Pour les budgets serrés, les marchés et les magasins de producteurs proposent souvent des miels de qualité à 9-12 euros le kilo, donc plus accessibles que les pots labellisés haut de gamme du rayon. C’est aussi une logique qui rejoint les courses alimentaires : 6 astuces pour réduire la facture sans sacrifier la qualité que beaucoup de Français appliquent depuis l’inflation des deux dernières années.
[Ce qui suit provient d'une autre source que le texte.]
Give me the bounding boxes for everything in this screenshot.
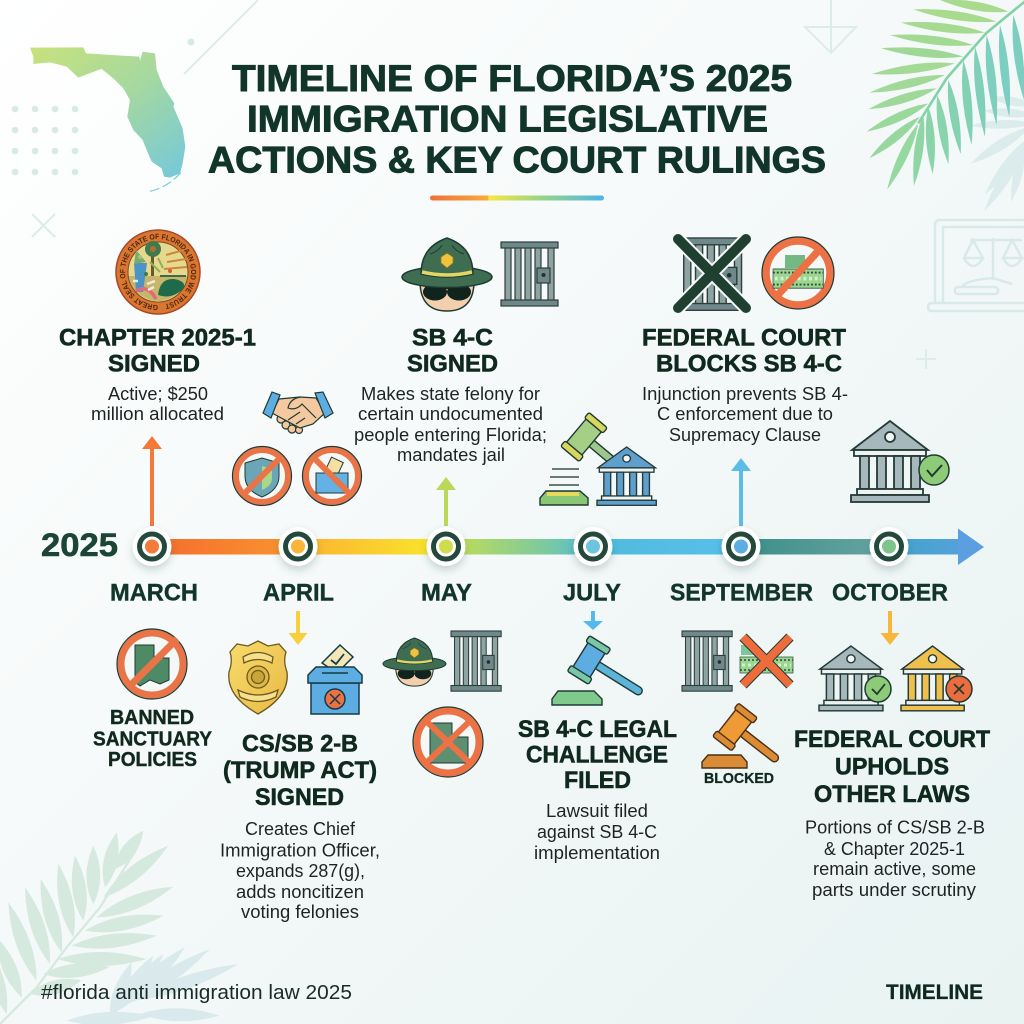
panel: March below the line <box>93 629 213 771</box>
node: October <box>870 527 908 566</box>
description: adds noncitizen <box>236 881 364 902</box>
heading: SIGNED <box>255 784 344 811</box>
heading: SIGNED <box>407 350 498 378</box>
title <box>208 58 826 180</box>
panel: March above the line <box>59 229 256 526</box>
heading <box>59 324 256 378</box>
icon: blue courthouse <box>597 447 656 505</box>
month labels: JULY <box>563 580 621 606</box>
palm: top right faded <box>968 93 1024 214</box>
panel: May below the line <box>383 631 501 777</box>
arrow <box>288 611 308 645</box>
icon: laptop with scales of justice <box>928 220 1024 311</box>
title rule <box>430 196 604 200</box>
icon: handshake <box>263 392 333 434</box>
description: implementation <box>534 842 660 863</box>
arrow <box>142 436 162 526</box>
icon: no voting <box>302 446 362 506</box>
heading: SB 4-C <box>412 324 493 352</box>
icon: jail bars <box>682 631 732 691</box>
heading: SB 4-C LEGAL <box>518 716 677 743</box>
label: BANNED <box>110 707 194 729</box>
description: parts under scrutiny <box>812 879 977 900</box>
description: Lawsuit filed <box>546 800 648 821</box>
description: & Chapter 2025-1 <box>824 838 965 859</box>
month labels: APRIL <box>263 580 334 606</box>
description: remain active, some <box>813 858 976 879</box>
description: Injunction prevents SB 4- <box>642 383 848 404</box>
panel: July above the line <box>540 412 656 505</box>
label: POLICIES <box>108 749 197 771</box>
icon: courthouse upheld <box>819 646 891 711</box>
month labels: OCTOBER <box>832 580 948 606</box>
heading: SIGNED <box>108 350 200 378</box>
palm: bottom left faded <box>66 943 241 1024</box>
month labels: SEPTEMBER <box>670 580 813 606</box>
icon: gavel <box>552 636 653 711</box>
heading: BLOCKS SB 4-C <box>656 350 842 378</box>
title: IMMIGRATION LEGISLATIVE <box>247 98 768 140</box>
icon: state seal: GREAT SEAL OF THE STATE OF FLORIDA IN GOD WE TRUST <box>120 234 196 310</box>
description: Makes state felony for <box>361 383 540 404</box>
icon: crossed-out jail <box>678 238 746 310</box>
icon: jail bars <box>501 242 558 306</box>
heading: UPHOLDS <box>835 754 949 780</box>
heading <box>794 726 990 808</box>
heading: FEDERAL COURT <box>642 324 846 352</box>
icon: crossed-out map <box>413 707 483 777</box>
icon: gavel over base <box>540 412 633 505</box>
description: people entering Florida; <box>354 424 547 445</box>
description: Immigration Officer, <box>220 840 380 860</box>
node: March <box>132 527 172 566</box>
panel: May above the line <box>354 238 558 526</box>
description <box>220 818 380 922</box>
timeline bar with arrow <box>150 528 984 565</box>
arrow <box>731 458 751 526</box>
heading: CS/SB 2-B <box>242 730 358 758</box>
heading: FEDERAL COURT <box>794 726 990 753</box>
description: mandates jail <box>397 444 505 465</box>
icon: Florida map <box>30 47 185 191</box>
node: May <box>426 527 466 566</box>
icon: small ranger hat <box>383 638 446 686</box>
panel: September above the line <box>642 237 848 526</box>
icon: jail bars <box>451 631 501 691</box>
icon: courthouse struck <box>901 646 972 711</box>
icon: gold badge <box>229 641 287 714</box>
month labels: MAY <box>421 580 472 606</box>
arrow <box>583 611 603 630</box>
icon: ballot box <box>308 645 362 714</box>
heading <box>518 716 677 794</box>
arrow <box>436 477 456 526</box>
footer label: TIMELINE <box>886 981 983 1004</box>
panel: July below the line <box>518 611 677 863</box>
heading: CHALLENGE <box>526 742 668 768</box>
title: TIMELINE OF FLORIDA’S 2025 <box>232 58 792 99</box>
heading: FILED <box>564 767 631 794</box>
heading <box>407 324 498 378</box>
icon: ranger hat officer <box>402 238 492 311</box>
title: ACTIONS & KEY COURT RULINGS <box>208 140 826 180</box>
panel: April below the line <box>220 611 380 922</box>
description <box>91 383 224 424</box>
description: certain undocumented <box>358 403 543 424</box>
icon: check badge <box>919 455 949 485</box>
description: against SB 4-C <box>537 821 657 842</box>
icon: no shield <box>232 446 292 506</box>
label: BLOCKED <box>704 771 774 787</box>
icon: no border wall <box>762 237 834 309</box>
month labels <box>110 580 948 606</box>
panel: October above the line <box>851 421 949 502</box>
description: million allocated <box>91 403 224 424</box>
description <box>534 800 660 863</box>
description: Supremacy Clause <box>669 424 821 445</box>
palm: bottom left <box>0 827 176 1024</box>
arrow <box>880 611 900 645</box>
timeline <box>41 527 984 606</box>
heading <box>223 730 377 811</box>
label <box>93 707 213 771</box>
description: voting felonies <box>241 901 359 922</box>
heading: OTHER LAWS <box>814 781 970 808</box>
icon: no sanctuary <box>117 629 187 699</box>
icon: courthouse with check <box>851 421 929 502</box>
description <box>805 816 985 900</box>
heading: (TRUMP ACT) <box>223 757 377 784</box>
panel: September below the line <box>682 631 793 787</box>
panel: October below the line <box>794 611 990 900</box>
description <box>642 383 848 445</box>
description: expands 287(g), <box>236 860 365 881</box>
label: SANCTUARY <box>93 728 213 750</box>
footer hashtag: #florida anti immigration law 2025 <box>41 982 352 1004</box>
year label: 2025 <box>41 527 118 563</box>
description <box>354 383 547 465</box>
decorative background shapes <box>12 0 936 369</box>
heading <box>642 324 846 378</box>
heading: CHAPTER 2025-1 <box>59 324 256 352</box>
node: September <box>722 527 760 566</box>
description: Creates Chief <box>245 818 356 839</box>
description: Portions of CS/SB 2-B <box>805 816 985 838</box>
month labels: MARCH <box>110 580 198 606</box>
description: Active; $250 <box>108 383 208 404</box>
icon: crossed-out wire <box>740 637 793 685</box>
node: April <box>278 527 318 566</box>
palm: top right <box>865 0 1024 191</box>
description: C enforcement due to <box>657 403 833 424</box>
panel: April above the line <box>232 392 362 506</box>
icon: orange gavel <box>702 703 790 777</box>
node: July <box>574 527 612 566</box>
Les sanctions prévues pour les industriels qui ne respecteront pas le décret

La DGCCRF, qui pilote l’application de la nouvelle règle, peut prononcer des amendes administratives allant de 1 500 euros par produit non conforme pour une PME jusqu’à 1 % du chiffre d’affaires annuel pour les grands industriels en cas de manquement répété. Les contrôles seront concentrés dans les premiers mois suivant la date butoir, sur les références à fort volume des grandes surfaces et sur les marques distributeurs. Une étiquette qui ne mentionnerait que « mélange de miels UE et hors UE » sans pourcentage explicite après le 14 juin tombera mécaniquement sous le coup du décret, période transitoire mise à part.
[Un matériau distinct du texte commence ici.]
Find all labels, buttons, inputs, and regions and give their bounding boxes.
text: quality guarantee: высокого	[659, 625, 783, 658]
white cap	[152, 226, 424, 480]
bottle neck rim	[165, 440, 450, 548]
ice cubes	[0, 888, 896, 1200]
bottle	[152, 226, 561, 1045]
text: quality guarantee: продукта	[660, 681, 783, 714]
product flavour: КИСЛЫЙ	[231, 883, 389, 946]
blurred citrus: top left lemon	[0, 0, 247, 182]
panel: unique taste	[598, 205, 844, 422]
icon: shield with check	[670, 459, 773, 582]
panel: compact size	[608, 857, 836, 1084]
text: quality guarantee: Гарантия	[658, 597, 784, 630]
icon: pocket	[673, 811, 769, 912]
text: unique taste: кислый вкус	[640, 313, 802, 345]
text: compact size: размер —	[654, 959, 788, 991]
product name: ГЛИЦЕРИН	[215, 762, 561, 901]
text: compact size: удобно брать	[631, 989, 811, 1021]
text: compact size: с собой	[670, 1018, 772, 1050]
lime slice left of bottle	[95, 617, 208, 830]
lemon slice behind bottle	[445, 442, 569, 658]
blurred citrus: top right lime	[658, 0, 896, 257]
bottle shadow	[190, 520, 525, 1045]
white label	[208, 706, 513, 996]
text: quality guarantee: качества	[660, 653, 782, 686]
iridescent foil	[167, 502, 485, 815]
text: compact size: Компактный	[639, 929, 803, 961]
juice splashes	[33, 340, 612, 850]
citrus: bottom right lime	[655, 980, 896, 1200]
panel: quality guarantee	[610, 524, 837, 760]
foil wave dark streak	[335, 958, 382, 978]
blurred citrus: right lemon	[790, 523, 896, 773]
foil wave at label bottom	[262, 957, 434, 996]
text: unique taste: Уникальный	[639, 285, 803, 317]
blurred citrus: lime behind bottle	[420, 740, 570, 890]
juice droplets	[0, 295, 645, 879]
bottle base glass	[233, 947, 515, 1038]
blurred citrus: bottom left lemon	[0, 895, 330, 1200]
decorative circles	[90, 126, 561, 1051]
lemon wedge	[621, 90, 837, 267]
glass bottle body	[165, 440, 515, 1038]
L’Union nationale de l’apiculture française et plusieurs ONG annoncent qu’elles vont mener leurs propres campagnes de prélèvements pour vérifier la conformité réelle des étiquettes, comme cela se pratique déjà sur le poisson et la viande. La pression médiatique devrait jouer un rôle supplémentaire pour assainir le rayon.
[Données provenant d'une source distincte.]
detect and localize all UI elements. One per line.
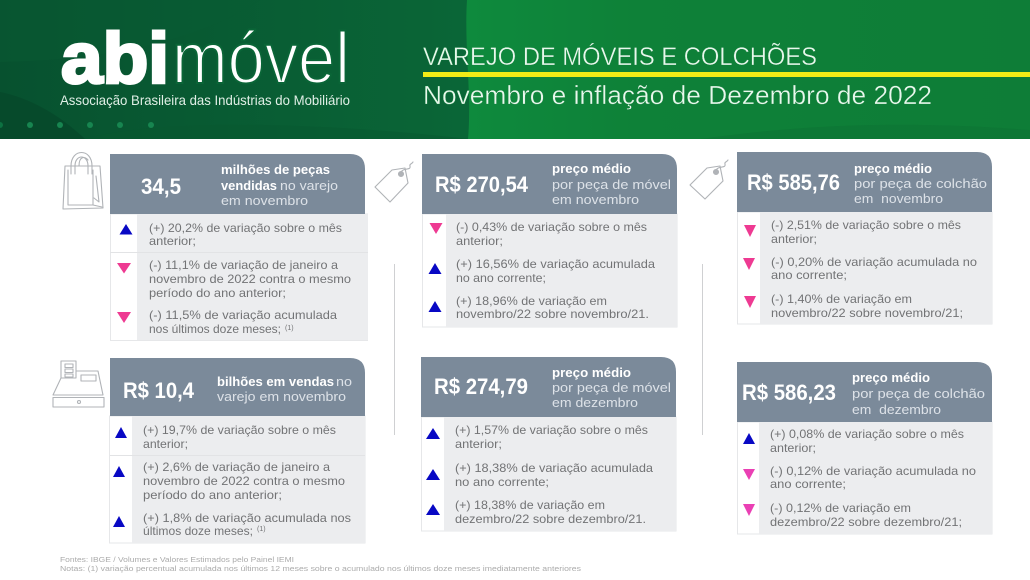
item: month change: anterior; (143, 437, 188, 451)
header caption: vendidas (221, 178, 277, 193)
header caption: por peça de colchão (854, 176, 987, 191)
icon: price tag, furniture (375, 162, 413, 202)
item: year to date (117, 258, 351, 300)
item: month change: anterior; (455, 437, 502, 451)
panel: mattress price, november (737, 152, 992, 324)
card header (110, 358, 365, 416)
item: month change (120, 221, 342, 248)
item: twelve months: últimos doze meses; (143, 524, 253, 538)
icon: price tag, mattress (690, 160, 728, 199)
item: month change (430, 220, 647, 248)
item: year to date (113, 460, 345, 502)
header caption: preço médio (852, 370, 930, 385)
item: year to date (426, 461, 653, 489)
item: year to date: (-) 11,1% de variação de janeiro a (149, 258, 338, 272)
header caption (552, 161, 671, 207)
item: twelve months: nos últimos doze meses; (149, 322, 281, 336)
header caption: por peça de colchão (852, 386, 985, 401)
big number: R$ 585,76 (747, 170, 840, 195)
header caption: em novembro (221, 193, 308, 208)
card header (422, 154, 677, 214)
card body (110, 416, 365, 543)
footnotes: Fontes: IBGE / Volumes e Valores Estimados pelo Painel IEMI (60, 555, 294, 564)
logo: abimóvel: móvel (172, 19, 350, 99)
big number: R$ 274,79 (434, 374, 528, 399)
header caption: por peça de móvel (552, 380, 671, 395)
item: year to date: novembro de 2022 contra o mesmo (143, 474, 345, 488)
item: year over year (428, 294, 649, 321)
item: month change: anterior; (456, 234, 503, 248)
item: twelve months: (1) (285, 325, 294, 332)
item: year over year: (+) 18,96% de variação em (456, 294, 607, 308)
header caption (854, 161, 987, 206)
icon: cash register (53, 361, 104, 407)
item: month change: (-) 2,51% de variação sobre o mês (771, 218, 961, 232)
item: year to date: ano corrente; (771, 268, 847, 282)
title: VAREJO DE MÓVEIS E COLCHÕES (423, 42, 817, 71)
header caption: preço médio (854, 161, 932, 176)
item: twelve months (117, 308, 337, 336)
header caption: no (336, 374, 352, 389)
card body (738, 422, 992, 534)
item: twelve months: (1) (257, 526, 266, 533)
item: year to date: novembro de 2022 contra o mesmo (149, 272, 351, 286)
item: year to date: (+) 2,6% de variação de janeiro a (143, 460, 330, 474)
item: month change: anterior; (771, 232, 817, 246)
item: twelve months: (+) 1,8% de variação acumulada nos (143, 511, 351, 525)
card header (737, 362, 992, 422)
header caption: por peça de móvel (552, 177, 671, 192)
item: year over year (426, 498, 646, 526)
panel: pieces sold (110, 154, 368, 340)
item: year over year: (-) 0,12% de variação em (770, 501, 911, 515)
header caption: em dezembro (552, 395, 638, 410)
item: month change (743, 427, 964, 455)
panel: furniture price, december (421, 357, 676, 531)
big number: R$ 10,4 (123, 378, 195, 403)
decorative dots (0, 122, 154, 128)
header caption: em novembro (552, 192, 639, 207)
item: year to date: período do ano anterior; (149, 286, 286, 300)
item: year over year (744, 292, 963, 320)
card body (110, 214, 368, 340)
item: year over year: (-) 1,40% de variação em (771, 292, 912, 306)
panel: furniture price, november (422, 154, 677, 327)
header caption (552, 365, 671, 410)
card header (737, 152, 992, 212)
item: month change: (+) 0,08% de variação sobre o mês (770, 427, 964, 441)
item: year over year: novembro/22 sobre novembro/21; (771, 306, 963, 320)
item: year to date: ano corrente; (770, 477, 846, 491)
logo: abimóvel: Associação Brasileira das Indústrias do Mobiliário (60, 92, 350, 108)
item: year over year: (+) 18,38% de variação em (455, 498, 605, 512)
item: year to date (428, 257, 655, 285)
item: month change: (+) 20,2% de variação sobre o mês (149, 221, 342, 235)
item: year to date: (-) 0,20% de variação acumulada no (771, 255, 977, 269)
panel: mattress price, december (737, 362, 992, 534)
item: month change (115, 423, 336, 451)
logo: abimóvel (60, 19, 350, 108)
big number: 34,5 (141, 174, 181, 199)
logo: abimóvel: abi (61, 20, 169, 99)
header caption: bilhões em vendas (217, 374, 334, 389)
item: year to date (743, 464, 976, 491)
item: year to date: no ano corrente; (456, 271, 546, 285)
item: year over year (743, 501, 962, 529)
yellow rule (423, 72, 1030, 77)
item: year to date: (-) 0,12% de variação acumulada no (770, 464, 976, 478)
item: year to date: (+) 16,56% de variação acumulada (456, 257, 655, 271)
header caption: preço médio (552, 365, 631, 380)
card body (422, 417, 676, 531)
header caption (217, 374, 352, 404)
item: year over year: dezembro/22 sobre dezembro/21. (455, 512, 646, 526)
header caption: milhões de peças (221, 162, 330, 177)
item: year to date: (+) 18,38% de variação acumulada (455, 461, 653, 475)
header banner (0, 0, 1030, 139)
header caption: preço médio (552, 161, 631, 176)
item: month change: anterior; (770, 441, 816, 455)
item: year over year: dezembro/22 sobre dezembro/21; (770, 515, 962, 529)
item: month change: anterior; (149, 234, 196, 248)
item: month change: (-) 0,43% de variação sobre o mês (456, 220, 647, 234)
card header (110, 154, 365, 214)
header caption (852, 370, 985, 417)
item: month change (426, 423, 648, 451)
item: year to date: período do ano anterior; (143, 488, 282, 502)
footnotes (60, 555, 581, 573)
header caption: no varejo (280, 178, 338, 193)
item: month change (744, 218, 961, 246)
card body (422, 214, 677, 327)
icon: shopping bag (63, 152, 103, 209)
item: year over year: novembro/22 sobre novembro/21. (456, 307, 649, 321)
big number: R$ 586,23 (742, 380, 836, 405)
item: month change: (+) 1,57% de variação sobre o mês (455, 423, 648, 437)
item: year to date (743, 255, 977, 282)
header caption: em dezembro (852, 402, 941, 417)
item: month change: (+) 19,7% de variação sobre o mês (143, 423, 336, 437)
card body (738, 212, 992, 324)
big number: R$ 270,54 (435, 172, 529, 197)
item: year to date: no ano corrente; (455, 475, 549, 489)
header caption (221, 162, 338, 208)
header caption: em novembro (854, 191, 943, 206)
subtitle: Novembro e inflação de Dezembro de 2022 (423, 80, 932, 110)
item: twelve months (113, 511, 351, 538)
footnotes: Notas: (1) variação percentual acumulada nos últimos 12 meses sobre o acumulado nos últimos doze meses imediatamente anteriores (60, 564, 581, 573)
item: twelve months: (-) 11,5% de variação acumulada (149, 308, 337, 322)
card header (421, 357, 676, 417)
header caption: varejo em novembro (217, 389, 346, 404)
panel: sales value (110, 358, 365, 543)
Ce qui change dès le 14 juin pour vos pots

Le 14 juin 2026, l’étiquette « mélange de miels originaires de l’UE et hors UE » disparaît des nouveaux pots de miel vendus en France. À sa place : la liste détaillée des pays de récolte par ordre de poids, avec pourcentages, marge d’erreur 5 %. Le décret ne va pas faire baisser le prix du miel ni faire fuir les industriels du marché européen, mais il rend visibles des pratiques qui étaient cachées derrière une formulation passe-partout. Pour les acheteurs, c’est une vraie information à exploiter : si vous voyez 80 % de miel chinois dans un pot vendu sous une marque française à connotation provençale, vous savez désormais à quoi vous en tenir. Pour les apiculteurs locaux, c’est l’occasion de remettre dans le panier une production de qualité qui peinait à se distinguer dans un rayon où la majorité des pots n’avait, jusqu’ici, aucune obligation de transparence sur leur véritable provenance.